Il existe deux types de convecteurs :

  • Le modèle bas de gamme est équipé d’un ventilateur piloté par un thermostat, et l’eau y circule en permanence. Il n’est pas très agréable d’entendre le ventilateur s’arrêter et démarrer tout le long de la nuit, surtout pour les personnes au sommeil léger. Ce n’est pas le bruit qui réveille, mais le changement de celui-ci.
  • Le modèle haut de gamme est plus sophistiqué : le ventilateur tourne en permanence, et le thermostat pilote une vanne by-pass motorisée par un micro moteur très lent, ce qui rend le processus parfaitement inaudible. Le rôle de cette vanne est de renvoyer l’eau glacée (ou chaude) qui arrive au convecteur dans le circuit sans qu’elle ne traverse celui-ci.

Quelques conseils :

  • Pour une centrale de 50000 BTU alimentée en courant monophasé, il vaut mieux éviter de prendre un modèle à un seul compresseur dont l’intensité au démarrage est très importante. Une version utilisant deux, voire trois compresseurs fera moins souffrir le groupe électrogène. En outre, si le bateau se trouve dans un port où les prises électriques sont trop faibles pour alimenter un compresseur de 50000 BTU, elles seront peut être assez puissantes pour en alimenter un de 25000 BTU. Dans ce cas, le choix de deux compresseurs permettra de climatiser entièrement le bateau à 50% de la puissance, alors qu’avec un seul gros compresseur on n’aurait rien pu climatiser. Avec trois compresseurs, c’est encore plus souple. Évidemment, le prix n’est pas exactement le même… Il est bien sûr toujours possible de laisser tourner le groupe électrogène au port, mais ce serait dommage, et pas très agréable pour les voisins !

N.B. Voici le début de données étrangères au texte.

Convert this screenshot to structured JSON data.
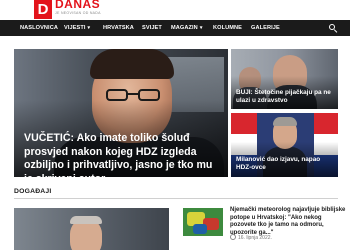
{
  "logo": {
    "letter": "D",
    "word": "DANAS",
    "tagline": "JE NEOVISAN OD NADA"
  },
  "nav": {
    "items": [
      {
        "label": "NASLOVNICA",
        "has_dropdown": false
      },
      {
        "label": "VIJESTI",
        "has_dropdown": true
      },
      {
        "label": "HRVATSKA",
        "has_dropdown": false
      },
      {
        "label": "SVIJET",
        "has_dropdown": false
      },
      {
        "label": "MAGAZIN",
        "has_dropdown": true
      },
      {
        "label": "KOLUMNE",
        "has_dropdown": false
      },
      {
        "label": "GALERIJE",
        "has_dropdown": false
      }
    ],
    "search_icon": "search-icon"
  },
  "featured": {
    "title": "VUČETIĆ: Ako imate toliko šoluđ prosvjed nakon kojeg HDZ izgleda ozbiljno i prihvatljivo, jasno je tko mu je skriveni autor..."
  },
  "side_articles": [
    {
      "title": "BUJI: Štetočine pijačkaju pa ne ulazi u zdravstvo"
    },
    {
      "title": "Milanović dao izjavu, napao HDZ-ovce"
    }
  ],
  "section": {
    "title": "DOGAĐAJI"
  },
  "news_item": {
    "title": "Njemački meteorolog najavljuje biblijske potope u Hrvatskoj: \"Ako nekog pozovete tko je tamo na odmoru, upozorite ga...\"",
    "date": "16. lipnja 2022."
  },
  "colors": {
    "brand": "#e3131b",
    "nav_bg": "#1b1b1b"
  }
}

  • Sur les installations bi et tri compresseurs de conception un peu ancienne, la gestion de la température de l’eau réfrigérée n’est assurée que par un seul thermostat, avec des temporisations pour chaque compresseurs. Ceux-ci démarrent les uns après les autres, mais s’arrêtent tous en même temps lorsque la température de consigne est atteinte. La manière de faire fonctionner la centrale beaucoup plus souplement consiste à installer un thermostat temporisé pour chaque compresseur. Les thermostats seront réglés exactement à la même température, tandis que les temporisations auront dix secondes d’écart entre elles. Pour une centrale équipée de trois compresseurs, on aura au plus chaud de la journée entre deux et trois compresseurs en fonctionnement, et la nuit entre un et deux, voire zéro et un compresseur en service. C’est une modification très facile à mettre en œuvre, et peu onéreuse. Les esprits chagrins objecteront que les compresseurs n’auront pas le même nombre d’heures de service au bout d’un certain temps, mais en fait, si les thermostats sont réglés à la même température, ils vont fonctionner de manière aléatoire et la moyenne sera correcte. Les centrales modernes sont gérées électroniquement.

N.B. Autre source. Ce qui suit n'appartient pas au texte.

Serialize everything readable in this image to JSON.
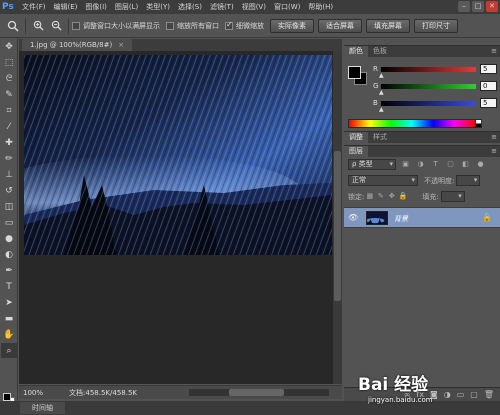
{
  "app": {
    "logo": "Ps"
  },
  "menu": [
    "文件(F)",
    "编辑(E)",
    "图像(I)",
    "图层(L)",
    "类型(Y)",
    "选择(S)",
    "滤镜(T)",
    "视图(V)",
    "窗口(W)",
    "帮助(H)"
  ],
  "window_controls": {
    "min": "–",
    "max": "□",
    "close": "✕"
  },
  "options": {
    "chk_resize": "调整窗口大小以满屏显示",
    "chk_zoom_all": "缩放所有窗口",
    "chk_scrubby": "细微缩放",
    "btn_actual": "实际像素",
    "btn_fit": "适合屏幕",
    "btn_fill": "填充屏幕",
    "btn_print": "打印尺寸",
    "checked": {
      "resize": false,
      "zoom_all": false,
      "scrubby": true
    }
  },
  "document": {
    "tab_title": "1.jpg @ 100%(RGB/8#)",
    "tab_close": "×",
    "zoom": "100%",
    "doc_info": "文档:458.5K/458.5K"
  },
  "timeline": {
    "label": "时间轴"
  },
  "color_panel": {
    "tabs": [
      "颜色",
      "色板"
    ],
    "channels": [
      {
        "label": "R",
        "value": "5",
        "color": "#e23b3b"
      },
      {
        "label": "G",
        "value": "0",
        "color": "#2fd02f"
      },
      {
        "label": "B",
        "value": "5",
        "color": "#3a4be0"
      }
    ]
  },
  "adjust_panel": {
    "tabs": [
      "调整",
      "样式"
    ]
  },
  "layers_panel": {
    "tab": "图层",
    "filter_kind": "ρ 类型",
    "blend_mode": "正常",
    "opacity_label": "不透明度:",
    "lock_label": "锁定:",
    "fill_label": "填充:",
    "layer_name": "背景"
  },
  "watermark": {
    "brand": "Bai 经验",
    "url": "jingyan.baidu.com"
  },
  "colors": {
    "accent_layer": "#7f97bf",
    "panel_bg": "#535353",
    "menu_bg": "#3c3c3c"
  }
}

  • Les installations les plus récentes fonctionnent avec des compresseurs triphasés alimentés par des convertisseurs (inverters) à fréquence et tension variable, ce qui a d’énormes avantages : le compresseur fonctionne entre 10 et 100% de sa puissance, ne s’arrête jamais, évitant ainsi les pics d’intensité au démarrage, permettant ainsi le choix d’un groupe électrogène bien moins puissant.

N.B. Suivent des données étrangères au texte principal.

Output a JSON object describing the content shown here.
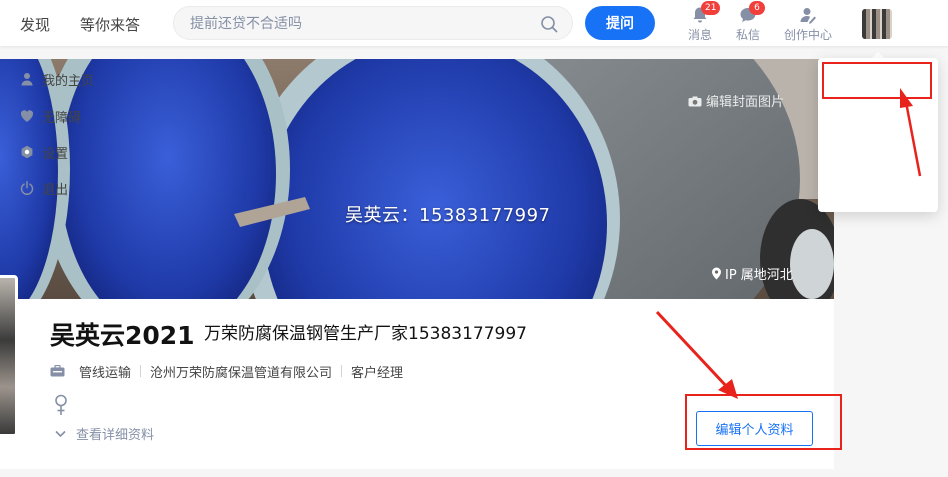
{
  "topbar": {
    "nav": [
      "发现",
      "等你来答"
    ],
    "search_placeholder": "提前还贷不合适吗",
    "ask_label": "提问",
    "messages": {
      "label": "消息",
      "count": "21"
    },
    "private_messages": {
      "label": "私信",
      "count": "6"
    },
    "creator_label": "创作中心"
  },
  "cover": {
    "text": "吴英云：15383177997",
    "edit_label": "编辑封面图片",
    "ip_location": "IP 属地河北"
  },
  "profile": {
    "name": "吴英云2021",
    "headline": "万荣防腐保温钢管生产厂家15383177997",
    "industry": "管线运输",
    "company": "沧州万荣防腐保温管道有限公司",
    "position": "客户经理",
    "details_toggle": "查看详细资料",
    "edit_profile_label": "编辑个人资料"
  },
  "dropdown": {
    "items": [
      "我的主页",
      "无障碍",
      "设置",
      "退出"
    ]
  },
  "colors": {
    "brand_blue": "#1772f6",
    "annotation_red": "#e8231c",
    "badge_red": "#f1403c"
  }
}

  • Attention à l’eau de condensation : je constate trop souvent que les drains vont tout simplement à fond de cale, ce n’est pas une bonne idée, car les fonds sont ainsi toujours mouillés alors qu’une climatisation permet justement d’assécher le bateau. Cette eau doit être collectée et amenée jusqu’au puisard. Si c’est trop compliqué, on peut installer un petit bac pour douche équipé d’une petite pompe de cale et d’une commande à flotteur. Cette pompe de reprise permettra d’évacuer proprement les condensats. Encore plus simple, un extracteur de condensats de type "venturi", monté en série dans la tuyauterie eau de mer à la sortie du condenseur. Les condensats seront ainsi directement évacués à la mer. A noter que ce système n’est pas utilisable pour les convecteurs d’une centrale à eau glacée.
  • Cas des bateaux en bois classique. Il vaut mieux éviter de climatiser ce genre de construction, à moins d’avoir un contrôle et une régulation précise de l’hygrométrie, sous peine de voir les bordés s’ouvrir… Il n’y a pas ce type de problème pour les constructions en bois moulé.